10 o’clock list: Worst Things About Fall at Kenyon

We hear so much these days about how beautiful Kenyon is. In fact, if you Google image search Kenyon College, almost everything that comes up is a picturesque scene of happy students walking through Middle Path in autumn, leaves fluttering around them as they stroll merrily to their dorm, a fringed scarf draped casually and stylishly around their neck. But is Kenyon really as idyllic in fall as our pamphlets and tour guides claim? Aren’t there those little things about Fall that really just get to you? Luckily for you, I am here to ruin your beautiful Kenyon autumn. Here are the worst things about Kenyon in the fall:

  1. Weddings — Everyone wants to be married in Kenyon in fall because it’s so damn pretty, and much as you might like admiring the wedding dresses/bridesmaids and the  joy radiating from the truly in-love as they celebrate the happiest day of their life, they are seriously hogging Middle Path, and worse, New Side. We all know the best part of weddings is the open bar, so what better way to make us resent them than to take up an ENTIRE hall in our one dining hall on campus and then deny us their cocktails? Besides, who wouldn’t want drunken college students slurping up Shirley Temples and grinding like it’s an Old Kenyon party?
  2. Asian beetles — Not to be confused with the similarly colored cute ladybugs, these beetles get everywhere, and then they bite and smell. It kind of puts a dampener on opening your window to let in a wonderful fall breeze when the breeze brings with it a horde of bugs.
  3. Leaf blowers — So loud. All the time. Leave the leaves alone!
  4. Midterms — Okay I know these happen in the spring too, but nothing ruins a glorious fall day like an upcoming midterm that you have to study for when all you want to do is clutch your pumpkin spice latte as it lurches precariously while you chase falling leaves like you did in kindergarten, back when you were an innocent little kid blissfully enjoying your short-lived youth, bless your little heart.
  5. No heat — I know you people in apartments and Aclands and whatever get to control your own heat, but the rest of us in dorms are left to our own devices when maintenance fails to turn on the heat even when it’s like 50 degrees and raining. Just because it’s fall doesn’t mean it won’t get cold. But just because it’s cold doesn’t mean maintenance will turn on the heat.
  6. Freshman optimism — I mean people just come in here so excited about a new year and their classes and professors and all the fun new friends they’re going to make and adventures they’re going to go on and everywhere you look there’s some grinning first-year having a blast. Luckily, it wears off. By February, they are jaded like the rest of us and you can maybe catch one or two of them sharing a cigarette outside Mather at 2:00 a.m. staring off into the distance contemplating what could have been and inwardly having a panic attack about that Quest essay due by noon the next day. But in the fall there is just so much bubbly enthusiasm.
  7. No one shuts the heck up about how pretty it is.

10 responses

      • Food for thought:

        “On the other hand, there’s definitely an extent to which the hashtag is in bad taste. It might have started out as a rebuke to first world privilege, but it has now become so naturalised that it doesn’t really encourage any sort of empathetic engagement with third world issues. Worse, it’s formulated in a way that excludes people from developing countries from the conversation. It addresses an in-group assumed to “get” the petty grievances of prosperity. Irony aside, it’s hard to ignore the fact that the #firstworldproblems gag rests on the discrepancy between first and third world quality of life.

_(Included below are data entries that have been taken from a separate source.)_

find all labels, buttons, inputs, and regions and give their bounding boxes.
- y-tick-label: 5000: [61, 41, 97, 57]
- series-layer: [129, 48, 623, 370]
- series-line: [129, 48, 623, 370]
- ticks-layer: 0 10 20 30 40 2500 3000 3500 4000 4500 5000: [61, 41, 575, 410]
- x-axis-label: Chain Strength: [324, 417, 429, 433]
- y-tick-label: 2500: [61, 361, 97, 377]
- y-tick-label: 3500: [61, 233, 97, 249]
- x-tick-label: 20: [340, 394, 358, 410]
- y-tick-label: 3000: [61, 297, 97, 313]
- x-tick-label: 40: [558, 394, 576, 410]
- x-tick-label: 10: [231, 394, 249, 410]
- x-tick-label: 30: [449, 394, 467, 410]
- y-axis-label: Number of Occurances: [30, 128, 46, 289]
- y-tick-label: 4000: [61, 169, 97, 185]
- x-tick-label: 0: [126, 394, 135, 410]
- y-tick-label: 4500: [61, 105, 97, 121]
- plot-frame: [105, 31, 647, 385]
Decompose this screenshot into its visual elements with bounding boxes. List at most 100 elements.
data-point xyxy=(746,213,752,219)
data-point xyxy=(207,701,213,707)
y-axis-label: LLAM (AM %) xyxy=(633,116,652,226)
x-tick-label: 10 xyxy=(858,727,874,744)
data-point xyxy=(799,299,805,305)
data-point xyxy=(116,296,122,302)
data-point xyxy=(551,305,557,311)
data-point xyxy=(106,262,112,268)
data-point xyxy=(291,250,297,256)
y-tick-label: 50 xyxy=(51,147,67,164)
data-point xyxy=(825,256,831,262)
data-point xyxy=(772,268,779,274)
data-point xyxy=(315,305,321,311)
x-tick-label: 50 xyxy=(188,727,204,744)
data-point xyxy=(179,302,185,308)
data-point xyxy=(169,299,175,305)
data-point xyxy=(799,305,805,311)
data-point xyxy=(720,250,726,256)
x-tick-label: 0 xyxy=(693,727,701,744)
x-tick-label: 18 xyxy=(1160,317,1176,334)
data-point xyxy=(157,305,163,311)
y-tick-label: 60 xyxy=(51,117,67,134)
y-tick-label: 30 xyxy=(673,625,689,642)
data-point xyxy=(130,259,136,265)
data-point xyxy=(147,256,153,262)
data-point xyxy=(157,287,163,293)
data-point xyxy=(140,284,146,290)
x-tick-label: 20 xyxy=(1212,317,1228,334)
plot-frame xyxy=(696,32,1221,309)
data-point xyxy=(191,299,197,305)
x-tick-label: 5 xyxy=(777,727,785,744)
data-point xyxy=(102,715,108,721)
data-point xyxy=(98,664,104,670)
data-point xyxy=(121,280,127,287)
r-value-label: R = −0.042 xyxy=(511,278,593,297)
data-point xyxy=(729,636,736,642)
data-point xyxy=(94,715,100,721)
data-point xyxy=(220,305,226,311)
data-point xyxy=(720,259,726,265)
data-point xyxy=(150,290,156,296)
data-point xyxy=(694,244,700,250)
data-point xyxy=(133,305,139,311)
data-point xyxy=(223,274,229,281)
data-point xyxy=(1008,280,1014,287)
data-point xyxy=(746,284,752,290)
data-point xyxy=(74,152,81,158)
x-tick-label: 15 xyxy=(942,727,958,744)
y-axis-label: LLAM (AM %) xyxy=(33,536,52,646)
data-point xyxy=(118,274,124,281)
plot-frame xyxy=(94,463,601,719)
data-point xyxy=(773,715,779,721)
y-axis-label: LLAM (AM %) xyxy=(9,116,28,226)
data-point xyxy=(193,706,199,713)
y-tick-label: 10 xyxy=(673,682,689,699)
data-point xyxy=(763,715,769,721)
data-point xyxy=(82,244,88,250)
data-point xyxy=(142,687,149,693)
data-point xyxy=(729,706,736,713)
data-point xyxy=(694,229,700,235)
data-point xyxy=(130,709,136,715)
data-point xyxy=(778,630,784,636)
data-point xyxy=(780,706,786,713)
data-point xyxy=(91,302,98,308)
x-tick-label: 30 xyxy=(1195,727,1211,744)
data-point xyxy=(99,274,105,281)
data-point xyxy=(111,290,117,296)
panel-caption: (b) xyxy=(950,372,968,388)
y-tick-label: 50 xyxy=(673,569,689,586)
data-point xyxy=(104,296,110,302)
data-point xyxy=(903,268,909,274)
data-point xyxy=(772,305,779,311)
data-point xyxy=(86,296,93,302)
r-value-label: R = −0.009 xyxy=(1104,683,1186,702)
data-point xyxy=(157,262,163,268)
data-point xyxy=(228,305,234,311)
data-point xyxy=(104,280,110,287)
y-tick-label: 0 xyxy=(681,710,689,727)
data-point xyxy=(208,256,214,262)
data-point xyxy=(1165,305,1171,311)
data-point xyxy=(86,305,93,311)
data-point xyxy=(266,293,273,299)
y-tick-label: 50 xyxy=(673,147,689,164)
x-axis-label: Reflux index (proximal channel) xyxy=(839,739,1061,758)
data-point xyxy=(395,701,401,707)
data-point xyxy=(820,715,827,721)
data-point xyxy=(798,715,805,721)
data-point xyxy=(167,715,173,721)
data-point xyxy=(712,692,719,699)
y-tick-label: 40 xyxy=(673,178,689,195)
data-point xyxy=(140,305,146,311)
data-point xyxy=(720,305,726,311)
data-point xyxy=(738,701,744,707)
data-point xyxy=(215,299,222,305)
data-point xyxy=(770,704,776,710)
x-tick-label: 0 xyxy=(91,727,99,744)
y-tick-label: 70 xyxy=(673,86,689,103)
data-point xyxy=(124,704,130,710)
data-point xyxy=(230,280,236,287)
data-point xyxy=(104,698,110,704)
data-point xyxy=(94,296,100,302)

        Nigerian-American polymath Teju Cole has a beef with the condescending nature of #firstworldproblems. People in the third world, he points out, also deal with mundane hassles such as Blackberry connectivity issues or car repairs. He says: “All the silly stuff of life doesn’t disappear just because you’re black and live in a poorer country.” Similarly, all the serious stuff in life doesn’t disappear just because you’re white and live in an affluent country. You don’t see tweets like “I have a chronically ill child and no health insurance” under #firstworldproblems, but these situations exist. I’m not euphorically proclaiming that we all live in a global village where national boundaries don’t demarcate sites of privilege, but first and third world experiences are not incomprehensibly alien to each other; there is potential for meaningful dialogue about inequality based on mutual comprehension and humanity.”


        Link includes an interesting video as used for the campaign Water is Life and additional commentary.

        I prefer “bourgeois problems…” or, everyone’s favorite collegian column, “Quick Complaints.”

        Link includes an intersting

  1. Not sure why, but I read the article and I thought ‘DHoyt wrote this. I then checked the byline, was completely shocked, then I thought about it some more and wasn’t that shocked.